Ozymandias came from a well-off background. However, he can still be considered a self-made man to a significant extent because he donated his inherited wealth with the intent of making something of himself. Suffice to say that he succeeded in a spectacular manner, thus explaining his immense wealth in Watchmen.

7. Was a Superhero

At one point in time, Ozymandias was also a superhero who gained the reputation of being the smartest man on the planet. Appropriately enough, he predicted that popular opinion would turn against costumed vigilantes, which is why he chose to unmask before a ban on costumed vigilantes came through. As a superhero, Ozymandias had no superpowers save for what comic book fans might call “peak human” performance, meaning that he was much smarter, stronger, and faster than what humans can manage in real life.

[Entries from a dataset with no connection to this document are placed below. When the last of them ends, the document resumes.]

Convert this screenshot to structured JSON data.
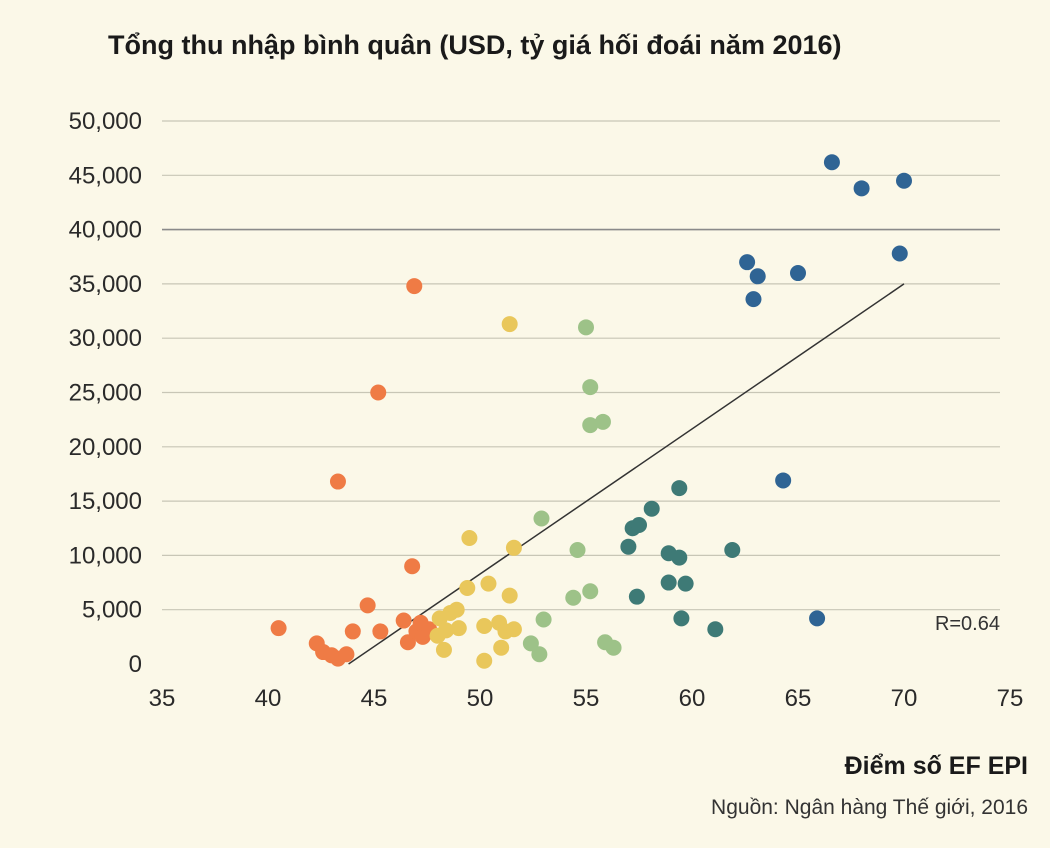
{
  "chart_data": {
    "type": "scatter",
    "title": "Tổng thu nhập bình quân (USD, tỷ giá hối đoái năm 2016)",
    "xlabel": "Điểm số EF EPI",
    "ylabel": "",
    "source": "Nguồn: Ngân hàng Thế giới, 2016",
    "annotation": "R=0.64",
    "xlim": [
      35,
      75
    ],
    "ylim": [
      0,
      50000
    ],
    "xticks": [
      35,
      40,
      45,
      50,
      55,
      60,
      65,
      70,
      75
    ],
    "xtick_labels": [
      "35",
      "40",
      "45",
      "50",
      "55",
      "60",
      "65",
      "70",
      "75"
    ],
    "yticks": [
      0,
      5000,
      10000,
      15000,
      20000,
      25000,
      30000,
      35000,
      40000,
      45000,
      50000
    ],
    "ytick_labels": [
      "0",
      "5,000",
      "10,000",
      "15,000",
      "20,000",
      "25,000",
      "30,000",
      "35,000",
      "40,000",
      "45,000",
      "50,000"
    ],
    "grid": "horizontal",
    "legend": "none",
    "trendline": {
      "x": [
        43.8,
        70
      ],
      "y": [
        0,
        35000
      ],
      "color": "#333333"
    },
    "colors": {
      "orange": "#ef7b45",
      "yellow": "#e9c75b",
      "lightgreen": "#9dc288",
      "teal": "#3e7a76",
      "blue": "#2f6494"
    },
    "series": [
      {
        "color": "#ef7b45",
        "points": [
          [
            40.5,
            3300
          ],
          [
            42.3,
            1900
          ],
          [
            42.6,
            1100
          ],
          [
            43.0,
            800
          ],
          [
            43.3,
            500
          ],
          [
            43.7,
            900
          ],
          [
            44.0,
            3000
          ],
          [
            44.7,
            5400
          ],
          [
            45.3,
            3000
          ],
          [
            46.4,
            4000
          ],
          [
            46.6,
            2000
          ],
          [
            47.0,
            3000
          ],
          [
            47.2,
            3800
          ],
          [
            47.3,
            2500
          ],
          [
            47.6,
            3200
          ],
          [
            46.8,
            9000
          ],
          [
            43.3,
            16800
          ],
          [
            45.2,
            25000
          ],
          [
            46.9,
            34800
          ]
        ]
      },
      {
        "color": "#e9c75b",
        "points": [
          [
            48.0,
            2600
          ],
          [
            48.1,
            4200
          ],
          [
            48.3,
            1300
          ],
          [
            48.4,
            3100
          ],
          [
            48.6,
            4700
          ],
          [
            48.9,
            5000
          ],
          [
            49.0,
            3300
          ],
          [
            49.4,
            7000
          ],
          [
            49.5,
            11600
          ],
          [
            50.2,
            3500
          ],
          [
            50.2,
            300
          ],
          [
            50.4,
            7400
          ],
          [
            50.9,
            3800
          ],
          [
            51.0,
            1500
          ],
          [
            51.2,
            3000
          ],
          [
            51.4,
            6300
          ],
          [
            51.6,
            3200
          ],
          [
            51.6,
            10700
          ],
          [
            51.4,
            31300
          ]
        ]
      },
      {
        "color": "#9dc288",
        "points": [
          [
            52.4,
            1900
          ],
          [
            52.8,
            900
          ],
          [
            53.0,
            4100
          ],
          [
            52.9,
            13400
          ],
          [
            54.4,
            6100
          ],
          [
            54.6,
            10500
          ],
          [
            55.2,
            6700
          ],
          [
            55.9,
            2000
          ],
          [
            56.3,
            1500
          ],
          [
            55.2,
            22000
          ],
          [
            55.8,
            22300
          ],
          [
            55.2,
            25500
          ],
          [
            55.0,
            31000
          ]
        ]
      },
      {
        "color": "#3e7a76",
        "points": [
          [
            57.0,
            10800
          ],
          [
            57.2,
            12500
          ],
          [
            57.5,
            12800
          ],
          [
            57.4,
            6200
          ],
          [
            58.1,
            14300
          ],
          [
            58.9,
            10200
          ],
          [
            58.9,
            7500
          ],
          [
            59.4,
            9800
          ],
          [
            59.5,
            4200
          ],
          [
            59.7,
            7400
          ],
          [
            59.4,
            16200
          ],
          [
            61.1,
            3200
          ],
          [
            61.9,
            10500
          ]
        ]
      },
      {
        "color": "#2f6494",
        "points": [
          [
            62.6,
            37000
          ],
          [
            62.9,
            33600
          ],
          [
            63.1,
            35700
          ],
          [
            65.0,
            36000
          ],
          [
            64.3,
            16900
          ],
          [
            65.9,
            4200
          ],
          [
            66.6,
            46200
          ],
          [
            68.0,
            43800
          ],
          [
            69.8,
            37800
          ],
          [
            70.0,
            44500
          ]
        ]
      }
    ]
  }
}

8. Had Serious Limitations

With that said, Ozymandias still had serious limitations. For instance, he is famous for his bullet catching trick. However, that is something that Ozymandias mastered over time. For proof, look no further than the fact that one of his first attempts to perform the trick resulted in him losing three fingers on his right hand, which prompted him to replace the entire hand with a bionic prosthesis. Likewise, the ending of the original Watchmen mini-series suggested that Ozymandias’s scheme wouldn’t hold up forever in spite of the vast resources that he had thrown into it.

9. Anti-Villain

Ozymandias isn’t a hero. However, he isn’t a simple and straightforward villain either, not least because he possesses a number of characteristics that are most common in heroes. For example, Ozymandias has a genuine desire to do good that is rooted in his personal sense of responsibility. Likewise, Ozymandias has a real belief that the human intellect can overcome any problem so long as humans are willing to make use of it. Unfortunately, his isolation caused him to disregard the rest of humanity in preference for moving forward with his plan in Watchmen rather than choosing a less drastic and less dramatic course of action for preventing nuclear war.

10. Now a Recluse

Curiously, Ozymandias seems to have become a recluse in HBO’s Watchmen sequel. In fact, he is such a recluse that the government has declared him dead because no one has been able to find him at any of the places where interested individuals might expect him to be found. It remains to be seen what Ozymandias has in mind for the world, which hasn’t turned out the way that he wanted in spite of his success in preventing nuclear war. However, it promises to be interesting, particularly since he is now acting in secret from the shadows.